Program Peremajaan Sawit Rakyat melalui kemitraan dapat menjadi pilihan perusahaan untuk membantu petani. Salah satu masalah utama adalah legalitas lahan dan tumpang tindih aturan.
Mahmudi, Direktur Produksi dan Pengembangan PT Perkebunan Nusantara III (Persero) menjelaskan bahwa perkebunan sawit yang awalnya dimulai dari dibawanya empat biji yang ditanam di Kebun Raya Bogor, lalu sekarang telah berkembang menjadi komoditas sangat strategis.
“Percepatan PSR perlu dilakukan kolaborasi secara bersama-sama supaya produktivitas sawit dapat ditingkatkan,” ujar Mahmudi saat berbicara dalam IPOS Forum 2022.
Sebelumnya, masalah produktivitas ini sempat diutarakan Joko Supriyono, Ketua Umum GAPKI di hari pertama IPOS Forum 2022. Joko Supriyono mengatakan pelaku industri menghadapi pekerjaan rumah untuk memperbaiki produktivitas sawit yang dihasilkannya setiap tahun. Ada kecenderungan telah terjadi penurunan produktivitas (yield), di sisi lain biaya produksi terus meningkat.

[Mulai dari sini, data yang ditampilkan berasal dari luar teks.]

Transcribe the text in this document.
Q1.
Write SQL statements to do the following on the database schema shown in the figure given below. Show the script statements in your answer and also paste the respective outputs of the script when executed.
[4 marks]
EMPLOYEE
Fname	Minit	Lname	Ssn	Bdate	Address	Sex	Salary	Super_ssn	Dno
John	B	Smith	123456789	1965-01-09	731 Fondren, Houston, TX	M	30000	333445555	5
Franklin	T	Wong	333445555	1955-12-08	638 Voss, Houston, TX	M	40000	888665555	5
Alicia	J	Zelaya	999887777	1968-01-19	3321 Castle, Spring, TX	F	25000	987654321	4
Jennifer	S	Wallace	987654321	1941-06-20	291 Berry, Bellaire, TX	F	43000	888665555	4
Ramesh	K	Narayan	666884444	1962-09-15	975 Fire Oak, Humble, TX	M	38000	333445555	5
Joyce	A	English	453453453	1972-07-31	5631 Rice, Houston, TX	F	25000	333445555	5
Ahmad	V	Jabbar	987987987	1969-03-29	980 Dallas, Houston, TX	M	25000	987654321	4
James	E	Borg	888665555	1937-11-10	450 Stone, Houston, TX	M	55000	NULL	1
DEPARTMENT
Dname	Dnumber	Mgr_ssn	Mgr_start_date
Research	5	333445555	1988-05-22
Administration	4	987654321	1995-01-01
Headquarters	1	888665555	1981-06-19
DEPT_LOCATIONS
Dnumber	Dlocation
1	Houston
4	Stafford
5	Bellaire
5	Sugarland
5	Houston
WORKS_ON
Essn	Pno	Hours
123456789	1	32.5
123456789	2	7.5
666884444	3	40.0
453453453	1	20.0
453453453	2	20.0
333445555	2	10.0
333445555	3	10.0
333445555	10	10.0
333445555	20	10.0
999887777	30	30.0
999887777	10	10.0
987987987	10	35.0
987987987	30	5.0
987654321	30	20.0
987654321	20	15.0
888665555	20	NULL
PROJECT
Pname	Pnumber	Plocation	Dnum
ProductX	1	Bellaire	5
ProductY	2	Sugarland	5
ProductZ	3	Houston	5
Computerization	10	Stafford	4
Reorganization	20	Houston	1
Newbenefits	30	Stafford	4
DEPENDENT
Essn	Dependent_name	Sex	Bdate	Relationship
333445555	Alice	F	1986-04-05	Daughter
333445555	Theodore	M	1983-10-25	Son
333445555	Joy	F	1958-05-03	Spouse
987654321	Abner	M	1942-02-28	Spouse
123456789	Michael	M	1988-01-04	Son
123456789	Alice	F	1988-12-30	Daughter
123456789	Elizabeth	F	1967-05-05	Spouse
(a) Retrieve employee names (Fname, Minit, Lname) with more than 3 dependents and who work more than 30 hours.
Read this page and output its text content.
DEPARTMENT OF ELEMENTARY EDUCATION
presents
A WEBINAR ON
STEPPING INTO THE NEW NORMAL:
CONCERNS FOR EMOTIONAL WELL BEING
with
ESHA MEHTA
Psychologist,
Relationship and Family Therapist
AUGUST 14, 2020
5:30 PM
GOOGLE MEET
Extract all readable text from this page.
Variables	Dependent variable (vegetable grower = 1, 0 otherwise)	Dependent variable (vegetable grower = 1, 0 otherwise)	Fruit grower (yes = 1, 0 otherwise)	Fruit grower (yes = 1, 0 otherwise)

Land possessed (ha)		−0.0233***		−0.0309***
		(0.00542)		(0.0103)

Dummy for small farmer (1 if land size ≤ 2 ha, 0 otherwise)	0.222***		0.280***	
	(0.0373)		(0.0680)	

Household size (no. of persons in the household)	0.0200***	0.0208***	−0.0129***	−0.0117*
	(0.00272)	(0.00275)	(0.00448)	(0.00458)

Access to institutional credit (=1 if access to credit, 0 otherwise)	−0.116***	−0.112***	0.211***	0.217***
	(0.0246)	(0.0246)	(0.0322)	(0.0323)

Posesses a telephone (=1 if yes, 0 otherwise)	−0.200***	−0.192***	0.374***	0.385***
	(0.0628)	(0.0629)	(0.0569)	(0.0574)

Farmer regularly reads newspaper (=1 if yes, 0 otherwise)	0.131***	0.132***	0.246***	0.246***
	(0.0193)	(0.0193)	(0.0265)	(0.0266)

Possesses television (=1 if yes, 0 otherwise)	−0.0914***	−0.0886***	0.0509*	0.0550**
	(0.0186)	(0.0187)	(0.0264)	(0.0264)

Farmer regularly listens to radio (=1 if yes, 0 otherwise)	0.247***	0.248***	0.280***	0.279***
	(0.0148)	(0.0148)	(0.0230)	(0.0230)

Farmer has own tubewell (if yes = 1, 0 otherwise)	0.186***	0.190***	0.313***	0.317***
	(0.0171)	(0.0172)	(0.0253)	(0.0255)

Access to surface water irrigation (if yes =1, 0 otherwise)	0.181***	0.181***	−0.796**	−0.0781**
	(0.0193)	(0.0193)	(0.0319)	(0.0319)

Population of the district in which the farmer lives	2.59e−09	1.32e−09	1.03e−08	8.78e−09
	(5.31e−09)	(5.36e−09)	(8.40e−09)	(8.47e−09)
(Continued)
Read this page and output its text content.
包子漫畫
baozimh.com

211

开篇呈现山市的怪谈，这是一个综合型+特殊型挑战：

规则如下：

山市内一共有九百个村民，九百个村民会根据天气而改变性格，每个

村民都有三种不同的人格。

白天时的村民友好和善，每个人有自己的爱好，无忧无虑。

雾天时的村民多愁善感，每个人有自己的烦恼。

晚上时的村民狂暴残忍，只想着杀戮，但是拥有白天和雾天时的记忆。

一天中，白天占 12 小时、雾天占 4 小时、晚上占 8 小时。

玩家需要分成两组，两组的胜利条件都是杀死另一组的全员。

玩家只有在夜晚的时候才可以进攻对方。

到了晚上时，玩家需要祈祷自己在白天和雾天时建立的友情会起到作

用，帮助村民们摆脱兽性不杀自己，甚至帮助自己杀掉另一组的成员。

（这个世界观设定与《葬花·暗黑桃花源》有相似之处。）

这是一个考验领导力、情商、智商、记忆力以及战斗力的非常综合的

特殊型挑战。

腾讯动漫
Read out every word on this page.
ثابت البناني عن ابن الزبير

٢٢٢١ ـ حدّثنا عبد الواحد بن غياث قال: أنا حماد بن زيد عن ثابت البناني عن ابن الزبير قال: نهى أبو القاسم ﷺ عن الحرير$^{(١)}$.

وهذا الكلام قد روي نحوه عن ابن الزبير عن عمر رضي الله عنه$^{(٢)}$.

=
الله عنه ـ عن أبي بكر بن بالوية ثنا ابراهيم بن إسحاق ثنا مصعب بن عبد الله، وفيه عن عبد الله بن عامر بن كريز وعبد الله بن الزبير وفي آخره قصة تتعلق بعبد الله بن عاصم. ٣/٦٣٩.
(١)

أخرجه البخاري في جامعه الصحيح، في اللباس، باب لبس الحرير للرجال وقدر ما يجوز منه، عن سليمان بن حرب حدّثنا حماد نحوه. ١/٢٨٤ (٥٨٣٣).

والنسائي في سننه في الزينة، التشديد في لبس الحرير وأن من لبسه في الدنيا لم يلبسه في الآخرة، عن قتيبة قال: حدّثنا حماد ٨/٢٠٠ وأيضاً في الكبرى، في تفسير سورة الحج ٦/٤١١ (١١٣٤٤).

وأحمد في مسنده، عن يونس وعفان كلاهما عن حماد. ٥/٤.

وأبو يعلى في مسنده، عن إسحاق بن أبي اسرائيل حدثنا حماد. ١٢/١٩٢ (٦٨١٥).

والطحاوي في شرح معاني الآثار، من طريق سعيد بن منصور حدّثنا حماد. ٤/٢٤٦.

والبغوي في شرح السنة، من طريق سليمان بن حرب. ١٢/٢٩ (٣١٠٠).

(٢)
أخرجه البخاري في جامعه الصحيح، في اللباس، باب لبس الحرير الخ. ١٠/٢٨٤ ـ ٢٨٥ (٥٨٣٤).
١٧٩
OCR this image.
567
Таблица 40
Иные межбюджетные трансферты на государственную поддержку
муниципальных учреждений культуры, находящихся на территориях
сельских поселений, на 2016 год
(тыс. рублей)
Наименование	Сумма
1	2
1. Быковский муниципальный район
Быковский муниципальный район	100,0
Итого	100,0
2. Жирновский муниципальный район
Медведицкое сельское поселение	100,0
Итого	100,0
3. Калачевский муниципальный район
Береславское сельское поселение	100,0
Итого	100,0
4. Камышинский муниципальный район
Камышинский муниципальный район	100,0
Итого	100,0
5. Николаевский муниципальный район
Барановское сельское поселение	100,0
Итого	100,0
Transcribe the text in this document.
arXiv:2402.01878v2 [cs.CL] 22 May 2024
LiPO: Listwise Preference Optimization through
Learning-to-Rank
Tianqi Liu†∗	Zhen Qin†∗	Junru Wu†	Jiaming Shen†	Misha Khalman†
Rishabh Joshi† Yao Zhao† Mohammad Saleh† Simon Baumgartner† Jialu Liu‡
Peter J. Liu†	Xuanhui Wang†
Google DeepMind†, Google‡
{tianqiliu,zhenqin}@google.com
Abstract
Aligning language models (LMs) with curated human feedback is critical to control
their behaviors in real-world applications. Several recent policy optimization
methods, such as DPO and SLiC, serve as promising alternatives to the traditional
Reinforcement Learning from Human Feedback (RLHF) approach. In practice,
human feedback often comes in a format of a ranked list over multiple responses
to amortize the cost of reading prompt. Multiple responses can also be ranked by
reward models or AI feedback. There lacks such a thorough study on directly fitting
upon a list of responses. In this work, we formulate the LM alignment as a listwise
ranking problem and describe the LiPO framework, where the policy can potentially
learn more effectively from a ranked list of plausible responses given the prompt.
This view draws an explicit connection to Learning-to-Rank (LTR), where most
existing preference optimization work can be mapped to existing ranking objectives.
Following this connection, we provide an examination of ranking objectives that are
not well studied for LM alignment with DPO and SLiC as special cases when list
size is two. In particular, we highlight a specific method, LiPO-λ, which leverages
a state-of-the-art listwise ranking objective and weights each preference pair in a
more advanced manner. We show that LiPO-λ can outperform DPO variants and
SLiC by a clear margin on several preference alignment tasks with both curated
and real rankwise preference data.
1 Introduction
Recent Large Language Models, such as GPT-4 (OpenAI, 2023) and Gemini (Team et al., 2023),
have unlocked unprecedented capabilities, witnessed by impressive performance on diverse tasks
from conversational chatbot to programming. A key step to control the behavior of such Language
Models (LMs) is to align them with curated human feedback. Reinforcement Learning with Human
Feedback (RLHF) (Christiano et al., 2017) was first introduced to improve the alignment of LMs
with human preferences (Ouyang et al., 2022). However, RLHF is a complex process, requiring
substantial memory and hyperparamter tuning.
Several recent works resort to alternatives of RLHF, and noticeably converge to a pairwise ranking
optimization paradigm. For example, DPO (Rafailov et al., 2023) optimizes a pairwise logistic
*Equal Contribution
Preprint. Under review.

“Produktivitas sawit secara nasional masih jauh di bawah potensi dari standar yang dibuat Pusat Penelitian Kelapa Sawit (PPKS). Kita baru mencapai 47 persen dari potensi produktivitas yang semestinya dapat dicapai. Produktivitas sawit turun rerata 2 persen per tahun. Ini menandakan perusahaan belum mencapai potensi maksimal dari bahan tanaman,” ungkap Joko.
Kalkulasi penurunan produktivitas sawit ini bersumber dari kompilasi data 7 perusahaan sawit yang terdaftar di Bursa Efek Indonesia. Joko mengakui belum ada data akurat berkaitan produktivitas sawit secara nasional. Itu sebabnya, alumni Fakultas Pertanian Universitas Gajah Mada ini mengambil sampel dari produktivitas sawit di 7 perusahaan tadi.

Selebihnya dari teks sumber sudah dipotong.